GMC showed us the Granite concept and it ranks up near the top of the charts for me at this year's show.  I honestly was not expecting to be so impressed with a car that had been described by some as a Scion xB, Nissan Cube type of vehicle. The Granite is much more than either one of those vehicles, its interior shows a real maturity and premium look that pleases the eye.  I spoke with Margaret Brooks, Product Marketing Director for small cars and crossovers at Chevrolet, and what she said applies to the Granite:  You cannot appear as though you are trying too hard or be overly juvenile in marketing to youth.  For me, the Granite might be in the shape of an xB/Cube, but it is in the spirit of Mini and I estimate it would likely command a similar pricing of $20K-$30K should it be produced.  My only hope is that the interior not be watered down too much in a production model.

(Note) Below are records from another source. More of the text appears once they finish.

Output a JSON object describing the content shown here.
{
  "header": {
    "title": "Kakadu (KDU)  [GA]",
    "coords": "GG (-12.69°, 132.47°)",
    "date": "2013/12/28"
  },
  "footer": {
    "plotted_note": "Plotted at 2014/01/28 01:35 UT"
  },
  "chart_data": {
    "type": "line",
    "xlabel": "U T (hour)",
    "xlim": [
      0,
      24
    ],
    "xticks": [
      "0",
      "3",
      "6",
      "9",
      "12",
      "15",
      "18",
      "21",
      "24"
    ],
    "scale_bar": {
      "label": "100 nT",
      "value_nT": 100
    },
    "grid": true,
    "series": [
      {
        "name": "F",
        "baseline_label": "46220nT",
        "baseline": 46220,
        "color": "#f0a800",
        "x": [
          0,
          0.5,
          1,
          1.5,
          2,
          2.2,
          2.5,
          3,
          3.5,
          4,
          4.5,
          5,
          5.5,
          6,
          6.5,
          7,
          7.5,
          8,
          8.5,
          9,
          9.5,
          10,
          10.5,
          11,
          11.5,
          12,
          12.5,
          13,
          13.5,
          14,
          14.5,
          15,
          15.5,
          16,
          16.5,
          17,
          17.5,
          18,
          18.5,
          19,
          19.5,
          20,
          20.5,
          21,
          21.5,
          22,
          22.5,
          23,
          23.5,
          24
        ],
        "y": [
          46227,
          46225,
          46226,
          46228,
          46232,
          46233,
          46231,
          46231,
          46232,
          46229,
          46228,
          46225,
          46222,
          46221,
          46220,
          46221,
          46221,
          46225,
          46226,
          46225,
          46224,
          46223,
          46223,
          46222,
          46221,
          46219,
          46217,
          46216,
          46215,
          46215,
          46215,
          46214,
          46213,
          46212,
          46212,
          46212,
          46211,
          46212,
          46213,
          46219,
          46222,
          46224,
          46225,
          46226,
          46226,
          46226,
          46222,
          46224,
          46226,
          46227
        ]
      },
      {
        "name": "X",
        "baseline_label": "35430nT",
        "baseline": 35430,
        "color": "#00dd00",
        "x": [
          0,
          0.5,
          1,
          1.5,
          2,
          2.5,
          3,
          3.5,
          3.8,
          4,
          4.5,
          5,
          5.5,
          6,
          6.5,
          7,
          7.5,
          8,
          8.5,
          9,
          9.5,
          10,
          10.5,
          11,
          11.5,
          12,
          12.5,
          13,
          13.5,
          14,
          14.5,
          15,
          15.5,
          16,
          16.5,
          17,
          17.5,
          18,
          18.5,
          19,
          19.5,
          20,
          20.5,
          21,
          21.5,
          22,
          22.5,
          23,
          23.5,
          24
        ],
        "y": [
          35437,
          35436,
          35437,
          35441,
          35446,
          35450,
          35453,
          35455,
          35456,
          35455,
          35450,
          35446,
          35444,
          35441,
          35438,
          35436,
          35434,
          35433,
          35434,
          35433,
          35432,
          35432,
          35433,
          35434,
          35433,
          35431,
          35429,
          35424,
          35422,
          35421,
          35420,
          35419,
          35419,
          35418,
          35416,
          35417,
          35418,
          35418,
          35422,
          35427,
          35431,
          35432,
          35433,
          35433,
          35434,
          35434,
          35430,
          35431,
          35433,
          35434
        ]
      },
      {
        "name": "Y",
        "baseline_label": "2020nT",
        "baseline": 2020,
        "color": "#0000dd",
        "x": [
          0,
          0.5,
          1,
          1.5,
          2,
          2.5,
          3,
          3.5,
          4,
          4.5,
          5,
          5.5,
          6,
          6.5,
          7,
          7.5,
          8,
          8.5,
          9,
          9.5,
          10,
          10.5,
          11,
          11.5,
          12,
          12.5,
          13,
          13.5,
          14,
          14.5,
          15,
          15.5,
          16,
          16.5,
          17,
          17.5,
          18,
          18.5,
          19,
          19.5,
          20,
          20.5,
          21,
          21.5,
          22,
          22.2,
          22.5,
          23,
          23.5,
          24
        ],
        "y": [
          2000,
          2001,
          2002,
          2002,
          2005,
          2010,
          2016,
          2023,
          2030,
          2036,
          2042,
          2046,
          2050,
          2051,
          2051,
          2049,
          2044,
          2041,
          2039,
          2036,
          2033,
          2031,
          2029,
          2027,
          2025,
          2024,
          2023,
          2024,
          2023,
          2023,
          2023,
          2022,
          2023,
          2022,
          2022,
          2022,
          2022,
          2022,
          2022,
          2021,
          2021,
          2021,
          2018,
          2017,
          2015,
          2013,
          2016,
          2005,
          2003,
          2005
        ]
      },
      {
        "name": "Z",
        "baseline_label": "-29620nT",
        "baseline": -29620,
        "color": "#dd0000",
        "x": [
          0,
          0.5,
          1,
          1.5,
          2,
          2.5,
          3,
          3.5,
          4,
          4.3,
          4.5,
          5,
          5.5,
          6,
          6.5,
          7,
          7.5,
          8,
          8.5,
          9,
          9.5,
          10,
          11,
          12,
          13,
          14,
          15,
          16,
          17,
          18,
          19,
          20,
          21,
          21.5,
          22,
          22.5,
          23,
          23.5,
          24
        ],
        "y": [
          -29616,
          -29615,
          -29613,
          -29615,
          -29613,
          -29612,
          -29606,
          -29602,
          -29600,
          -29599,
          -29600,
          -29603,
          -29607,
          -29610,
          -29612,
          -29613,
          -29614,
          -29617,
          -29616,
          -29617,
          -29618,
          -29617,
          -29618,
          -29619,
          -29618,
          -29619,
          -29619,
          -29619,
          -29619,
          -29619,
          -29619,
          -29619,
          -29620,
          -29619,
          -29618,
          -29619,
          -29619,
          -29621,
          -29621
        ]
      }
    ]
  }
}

Buick showed us the Regal GS concept and it has received a lot of compliments on the show floor.  The wheels on that car are fantastic and who is going to argue with more power hooked to a manual transmission?

Cadillac's CTS-V coupe takes a beautiful car and dumps a Costco sized container of chili pepper flakes on it.  It just might melt cars parked next to it.

Cadillac's XTS concept is thinly veiled look at the STS/DTS replacement.  I will be having a closer look at it today.

Over on the Ford stand the biggest news is the Focus and what a story it is.  The current U.S. Focus is a dumpy design whereas the new sedan and hatch are simply beautiful. We finally get the same car as the Euros and that can mean nothing but good things.  There is a lot of nice detail work in the sheet metal and the sedan does not get the short end of the stick:  It's just as attractive as the hatch!

Bottom line is that Ford and Chevrolet have two extremely competent entries in the Focus and Cruze that will give consumers powerful reasons to buy domestic again.

Lincoln showed us a refreshed MKX.  The new nose of Lincoln looks the best on this crossover. The interior also gets a nice touch-up, with touch sensitive controls on the center stack and better materials. The rear does see improvements, including a novel approach to LED lighting where the lights are turned around and reflected back, eliminating the "hot spots" that most LED taillights have.

Chrysler placed beautiful models in front of its vehicles and a Chrysler badged Lancia Delta hinted at what the future might hold in store for the brand.  Overall the only production news at the show were some special edition models, not much to write home about. Most interest was placed on Sergio Marchionne walking around the show floor.  He certainly has his work cut out for himself.

Honda showed us the CR-Z hybrid, a car I was prepared to hate.  However, in person it looks quite nice.  The only disappointment for me was that its mileage was only in the 30s for both city and highway.  I was shocked when I heard those figures.

Toyota displayed the FT-CH hybrid concept.  This car would be a little brother to the Prius and likely be part of a Prius family. I didn't spend a lot of time looking at it, but I have no initial objections.  Seems like a good idea.

Volkswagen showed us its NCC concept, but lets just call it the Jetta coupe and be done with it.  Very good looking car and the interior is attractive.  If I had to quibble, VW's instrument panels have become a bit ho-hum, how about shaking things up?

Audi showed us its latest take on the e-tron electric sports car concept.  This Detroit model is much better than the orange monster that I recently looked at in Los Angeles.   If the production model looks like this, it will be a clear winner.

When you add up all the debuts at this year's show, it wasn't quite the bumper crop of some years past.  For example, there was no news conferences from Nissan, Infiniti, Mitsubishi, Suzuki, Acura, and Volvo to name a few.  When you add that together with the brands that are no longer with us this year, it adds up to a lighter schedule.  What was displayed at the show was good, there really were no stinkers from anyone.  Ford and GM really did the heavy lifting, the home teams have a lot to be proud of.  It would have been nice to have seen more from Chrysler, but they are in a major transitional period.

General Motors covered my expenses so that I could attend the show.